Beban Orang Tua

0 0 0
                                    

Bab 22 (Terjebak)

“Sengaja atau tidak sengaja. Kebanyakan manusia sering meluangkan waktu hanya untuk mencari kesalahan orang lain. Kenyataanya, kesalahan itu terletak pada diri mereka sendiri.”

***

Bel istirahat berbunyi. Fatih menyusun kembali beberapa buku yang berada di meja, ia lalu bangkit dari duduknya dan langsung mendapatkan penghormatan dari murid-murid tersebut. Fatih tersenyum seraya pergi meninggalkan kelas tersebut. Tidak lama setelah itu, seluruh murid juga ikut keluar dari kelas untuk mengisi perut kosong mereka yang telah berteriak minta tolong.

Kecuali Satria, Mishaka, dan Lion. Bukan hanya mereka, ada juga beberapa murid lainnya yang tidak keluar karena telah membawa bekal dari rumah. Bisa dibilang, hanya anak-anak dari orang kaya yang lebih memilih untuk membeli jajanan di luar ketimbang membawa makanan dari rumah. Bagi mereka, itu sangat merepotkankan. Belum lagi alat tulis yang memberatkan isi tas, tetapi itu tidak berlaku bagi mereka yang mengerti tentang pentingnya berhemat.

Mishaka memperhatikan Satria yang hanya menatap kosong ke kotak makanannya yang berisi dua potong ubi jalar. Sedangkan Lion, anak itu sedang enak-enaknya menikmati nasi putih yang dicampuri dengan garam dan minyak kelapa secukupnya. Jangan tanyakan bagaimana rasanya, Lion akan mengatakan kalau itu adalah makanan terenak yang pernah ia rasakan. Sangat sedap, bagi mereka yang sudah terbiasa.

“Satria, apakah kamu masih memikirkan kejadian tadi?” Mishaka memegang pundak kanan Satria, membuat sang empu terkejut dan mengalihkan pandangan ke arah Mishaka.

Satria mengangguk kecil. “Aku benar-benar tidak tahu, kira-kira siapa yang telah menaruh pena Rehan pada laciku?”

“Sudah, tidak usah dipikirkan. Tenang saja, kami percaya padamu,” ucap Mishaka tersenyum kecil menatap Satria.

Lion menghentikan aktivitasnya, ia juga setuju dengan apa yang dikatakan Mishaka.

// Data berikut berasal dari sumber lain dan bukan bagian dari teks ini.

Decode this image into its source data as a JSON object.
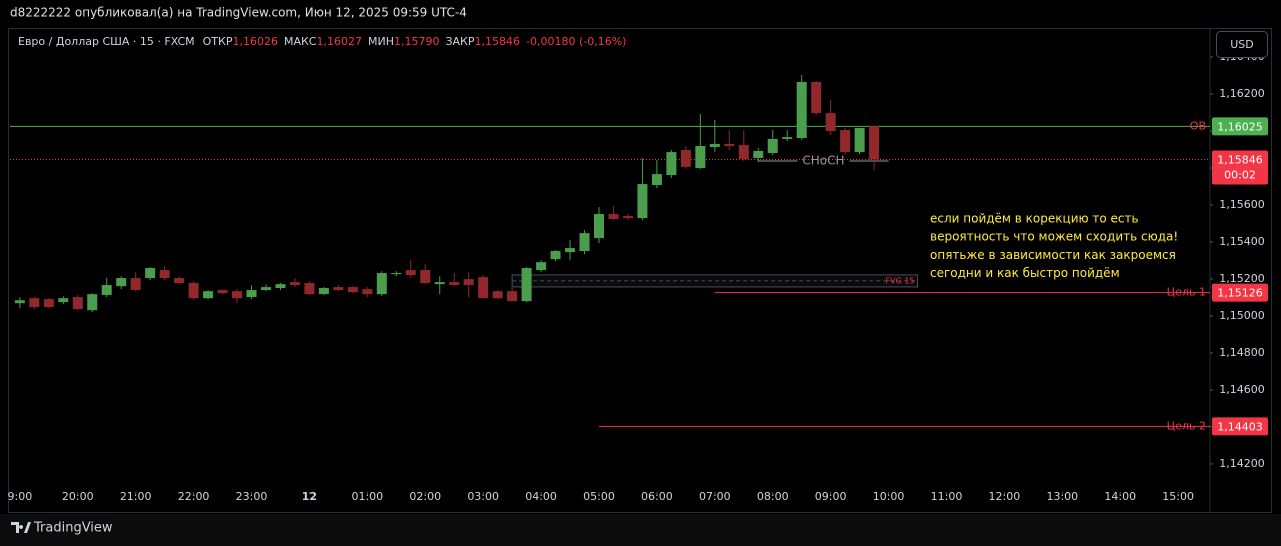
{
  "page_header": "d8222222 опубликовал(а) на TradingView.com, Июн 12, 2025 09:59 UTC-4",
  "footer_brand": "TradingView",
  "chart_data": {
    "type": "candlestick",
    "title": "Евро / Доллар США · 15 · FXCM",
    "ohlc_header": [
      {
        "name": "ОТКР",
        "value": 1.16026,
        "label": "1,16026"
      },
      {
        "name": "МАКС",
        "value": 1.16027,
        "label": "1,16027"
      },
      {
        "name": "МИН",
        "value": 1.1579,
        "label": "1,15790"
      },
      {
        "name": "ЗАКР",
        "value": 1.15846,
        "label": "1,15846"
      }
    ],
    "change": "-0,00180 (-0,16%)",
    "currency": "USD",
    "countdown": "00:02",
    "up_color": "#4a9e4e",
    "down_color": "#92282b",
    "x": [
      0,
      0.25,
      0.5,
      0.75,
      1,
      1.25,
      1.5,
      1.75,
      2,
      2.25,
      2.5,
      2.75,
      3,
      3.25,
      3.5,
      3.75,
      4,
      4.25,
      4.5,
      4.75,
      5,
      5.25,
      5.5,
      5.75,
      6,
      6.25,
      6.5,
      6.75,
      7,
      7.25,
      7.5,
      7.75,
      8,
      8.25,
      8.5,
      8.75,
      9,
      9.25,
      9.5,
      9.75,
      10,
      10.25,
      10.5,
      10.75,
      11,
      11.25,
      11.5,
      11.75,
      12,
      12.25,
      12.5,
      12.75,
      13,
      13.25,
      13.5,
      13.75,
      14,
      14.25,
      14.5,
      14.75
    ],
    "open": [
      1.15069,
      1.15096,
      1.15091,
      1.15075,
      1.15102,
      1.15031,
      1.15113,
      1.15161,
      1.15205,
      1.15205,
      1.15248,
      1.15205,
      1.15178,
      1.15096,
      1.1514,
      1.15134,
      1.15102,
      1.1514,
      1.15151,
      1.15183,
      1.15178,
      1.15118,
      1.15156,
      1.15156,
      1.15145,
      1.15118,
      1.15226,
      1.15248,
      1.15248,
      1.15172,
      1.15183,
      1.15199,
      1.1521,
      1.15134,
      1.15134,
      1.1508,
      1.15248,
      1.15307,
      1.15345,
      1.15351,
      1.15421,
      1.15551,
      1.1554,
      1.15529,
      1.15708,
      1.15762,
      1.15897,
      1.158,
      1.15913,
      1.1593,
      1.15924,
      1.15854,
      1.15881,
      1.15957,
      1.15962,
      1.16265,
      1.16097,
      1.16005,
      1.15886,
      1.16026
    ],
    "high": [
      1.15101,
      1.15102,
      1.15096,
      1.15107,
      1.15113,
      1.15123,
      1.15205,
      1.15215,
      1.15237,
      1.15264,
      1.15269,
      1.15215,
      1.15188,
      1.1514,
      1.15145,
      1.15145,
      1.15167,
      1.15172,
      1.15178,
      1.15205,
      1.15188,
      1.15156,
      1.15167,
      1.15161,
      1.15156,
      1.15242,
      1.15242,
      1.15302,
      1.1528,
      1.15215,
      1.15232,
      1.15237,
      1.15221,
      1.1514,
      1.15151,
      1.15264,
      1.15302,
      1.15356,
      1.1541,
      1.15464,
      1.15589,
      1.15594,
      1.15551,
      1.15853,
      1.15843,
      1.15897,
      1.15919,
      1.16092,
      1.16059,
      1.16005,
      1.16005,
      1.15908,
      1.16005,
      1.16005,
      1.16303,
      1.1627,
      1.16168,
      1.16016,
      1.16016,
      1.16027
    ],
    "low": [
      1.15042,
      1.15037,
      1.15042,
      1.15064,
      1.15031,
      1.15021,
      1.15102,
      1.15145,
      1.15134,
      1.15194,
      1.15194,
      1.15172,
      1.15086,
      1.15091,
      1.15118,
      1.15069,
      1.15091,
      1.15134,
      1.1514,
      1.15156,
      1.15113,
      1.15113,
      1.15134,
      1.15123,
      1.15102,
      1.15107,
      1.15215,
      1.15205,
      1.15172,
      1.15118,
      1.15161,
      1.15102,
      1.15096,
      1.15091,
      1.1508,
      1.15075,
      1.15237,
      1.15296,
      1.15302,
      1.15334,
      1.15394,
      1.15518,
      1.15518,
      1.15518,
      1.15691,
      1.15746,
      1.15795,
      1.15795,
      1.15886,
      1.15897,
      1.15838,
      1.15832,
      1.1587,
      1.15946,
      1.15951,
      1.16086,
      1.15978,
      1.15875,
      1.15875,
      1.1579
    ],
    "close": [
      1.15085,
      1.15048,
      1.15048,
      1.15096,
      1.15037,
      1.15118,
      1.15167,
      1.15205,
      1.1514,
      1.15259,
      1.15205,
      1.15178,
      1.15096,
      1.15134,
      1.15123,
      1.15096,
      1.1514,
      1.15156,
      1.15172,
      1.15167,
      1.15118,
      1.15151,
      1.1514,
      1.15129,
      1.15118,
      1.15232,
      1.15232,
      1.15221,
      1.15178,
      1.15183,
      1.15167,
      1.15167,
      1.15096,
      1.15096,
      1.1508,
      1.15259,
      1.15291,
      1.15351,
      1.15367,
      1.15448,
      1.15551,
      1.15524,
      1.15529,
      1.15713,
      1.15767,
      1.15886,
      1.15806,
      1.15919,
      1.1593,
      1.15919,
      1.15849,
      1.15892,
      1.15957,
      1.15967,
      1.16265,
      1.16097,
      1.16,
      1.15886,
      1.16016,
      1.15846
    ],
    "xlim": [
      -0.17,
      20.55
    ],
    "xticks": [
      {
        "value": 0,
        "label": "9:00"
      },
      {
        "value": 1,
        "label": "20:00"
      },
      {
        "value": 2,
        "label": "21:00"
      },
      {
        "value": 3,
        "label": "22:00"
      },
      {
        "value": 4,
        "label": "23:00"
      },
      {
        "value": 5,
        "label": "12"
      },
      {
        "value": 6,
        "label": "01:00"
      },
      {
        "value": 7,
        "label": "02:00"
      },
      {
        "value": 8,
        "label": "03:00"
      },
      {
        "value": 9,
        "label": "04:00"
      },
      {
        "value": 10,
        "label": "05:00"
      },
      {
        "value": 11,
        "label": "06:00"
      },
      {
        "value": 12,
        "label": "07:00"
      },
      {
        "value": 13,
        "label": "08:00"
      },
      {
        "value": 14,
        "label": "09:00"
      },
      {
        "value": 15,
        "label": "10:00"
      },
      {
        "value": 16,
        "label": "11:00"
      },
      {
        "value": 17,
        "label": "12:00"
      },
      {
        "value": 18,
        "label": "13:00"
      },
      {
        "value": 19,
        "label": "14:00"
      },
      {
        "value": 20,
        "label": "15:00"
      }
    ],
    "ylim": [
      1.14059,
      1.16546
    ],
    "yticks": [
      {
        "value": 1.142,
        "label": "1,14200"
      },
      {
        "value": 1.144,
        "label": "1,14400"
      },
      {
        "value": 1.146,
        "label": "1,14600"
      },
      {
        "value": 1.148,
        "label": "1,14800"
      },
      {
        "value": 1.15,
        "label": "1,15000"
      },
      {
        "value": 1.152,
        "label": "1,15200"
      },
      {
        "value": 1.154,
        "label": "1,15400"
      },
      {
        "value": 1.156,
        "label": "1,15600"
      },
      {
        "value": 1.158,
        "label": "1,15800"
      },
      {
        "value": 1.16,
        "label": "1,16000"
      },
      {
        "value": 1.162,
        "label": "1,16200"
      },
      {
        "value": 1.164,
        "label": "1,16400"
      }
    ],
    "levels": [
      {
        "name": "-OB",
        "value": 1.16025,
        "value_label": "1,16025",
        "color": "#4caf50"
      },
      {
        "value": 1.15846,
        "value_label": "1,15846",
        "color": "#f23645",
        "style": "dotted"
      },
      {
        "name": "Цель 1",
        "value": 1.15126,
        "value_label": "1,15126",
        "color": "#f23645",
        "x_start": 12
      },
      {
        "name": "Цель 2",
        "value": 1.14403,
        "value_label": "1,14403",
        "color": "#f23645",
        "x_start": 10
      }
    ],
    "fvg": {
      "name": "FVG 15",
      "top": 1.15222,
      "bottom": 1.15157,
      "x_start": 8.5,
      "x_end": 15.5
    },
    "choch": {
      "name": "CHoCH",
      "value": 1.15838,
      "x_start": 12.75,
      "x_end": 15
    },
    "annotation": [
      "если пойдём в корекцию то есть",
      "вероятность что можем сходить сюда!",
      "опятьже в зависимости как закроемся",
      "сегодни и как быстро пойдём"
    ]
  }
}
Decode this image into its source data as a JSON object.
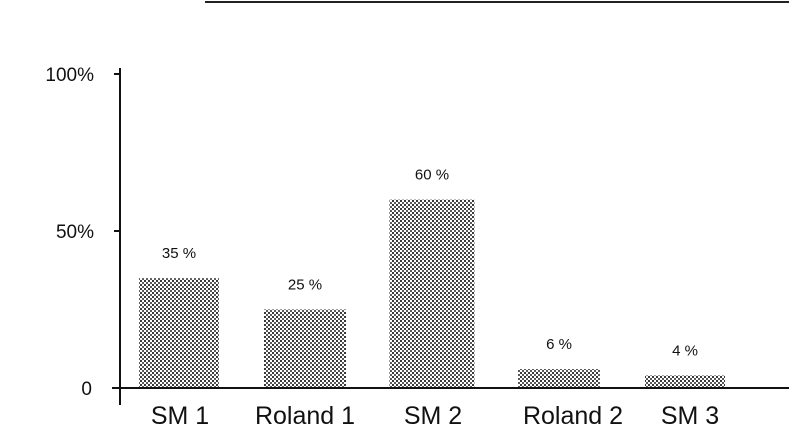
{
  "chart_data": {
    "type": "bar",
    "categories": [
      "SM 1",
      "Roland 1",
      "SM 2",
      "Roland 2",
      "SM 3"
    ],
    "values": [
      35,
      25,
      60,
      6,
      4
    ],
    "data_labels": [
      "35 %",
      "25 %",
      "60 %",
      "6 %",
      "4 %"
    ],
    "y_tick_values": [
      0,
      50,
      100
    ],
    "y_tick_labels": [
      "0",
      "50%",
      "100%"
    ],
    "ylim": [
      0,
      100
    ],
    "grid": false,
    "bar_fill": "stipple-gray"
  }
}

Satria kembali tersenyum dan menatap satu per satu kepada dua sahabatnya itu. Ia mengucapkan terima kasih karena telah mempercayainya. Senyum Mishaka kembali pudar ketika sebuah pertanyaan terlintas di dalam pikiran.

“Tapi, benar katamu. Mengapa pena itu tiba-tiba berada di lacimu? Apakah ada orang yang salah meletakkannya? Atau ... ada yang sengaja menjebakmu?”

Satria dan Lion terdiam berusaha mencerna pertanyaan berturut-turut dari Mishaka. Lion meletakkan kotal makanannya di meja. Ia melihat ke arah sekitar, kemudian menatap kembali ke arah Satria dan Mishaka. “Apakah Zidan yang melakukan semua ini?” tebak Lion dengan suara yang sedikit dikecilkan.

Mendengar hal itu, Satria langsung menggeleng dengan cepat. “Tidak mungkin! Bukankah Zidan juga ikut membelaku tadi?! Aku tidak yakin jika dia yang melakukannya!”

Lion menghela napas kasar, ia kembali mengangkat pandangan ke arah depan. “Lalu, siapa yang melakukan ini semua?”

Tidak ada jawaban. Satria dan Mishaka hanya terdiam memikirkan hal yang sama, mereka juga tidak bisa menuduh sembarangan tanpa bukti. Jika bukan Zidan, lalu siapa? Atau mungkin memang benar kata Fatih, ini hanya kesalahpahaman saja? Mereka bertiga kembali fokus pada makanan masing-masing dan mulai melupakan hal itu yang akan memberatkan pikiran. Satria hanya berharap, kejadian itu tidak akan terulang lagi. Entah kepada dirinya atau pada kedua sahabatnya.

***

Baru setengah hari berada di lautan, rasa pusing sudah menghampiri kepala Pak Lanca. Mungkin karena terik matahari yang sangat menghujam bumi. Sehingga topi yang berada di kepala Pak Lanca seakan tidak berguna lagi sebagai alat pelindung. Pak Lanca mengusap keringat yang menempel di pelipis, ia menatap gusar ke arah ember kosong tanpa terisi seekor pun ikan. Waktu itu, Pak Lanca bersyukur karena masih mendapatkan ikan kecil walau hanya seekor. Lalu, bolehkah Pak Lanca mengeluh untuk hari ini saja?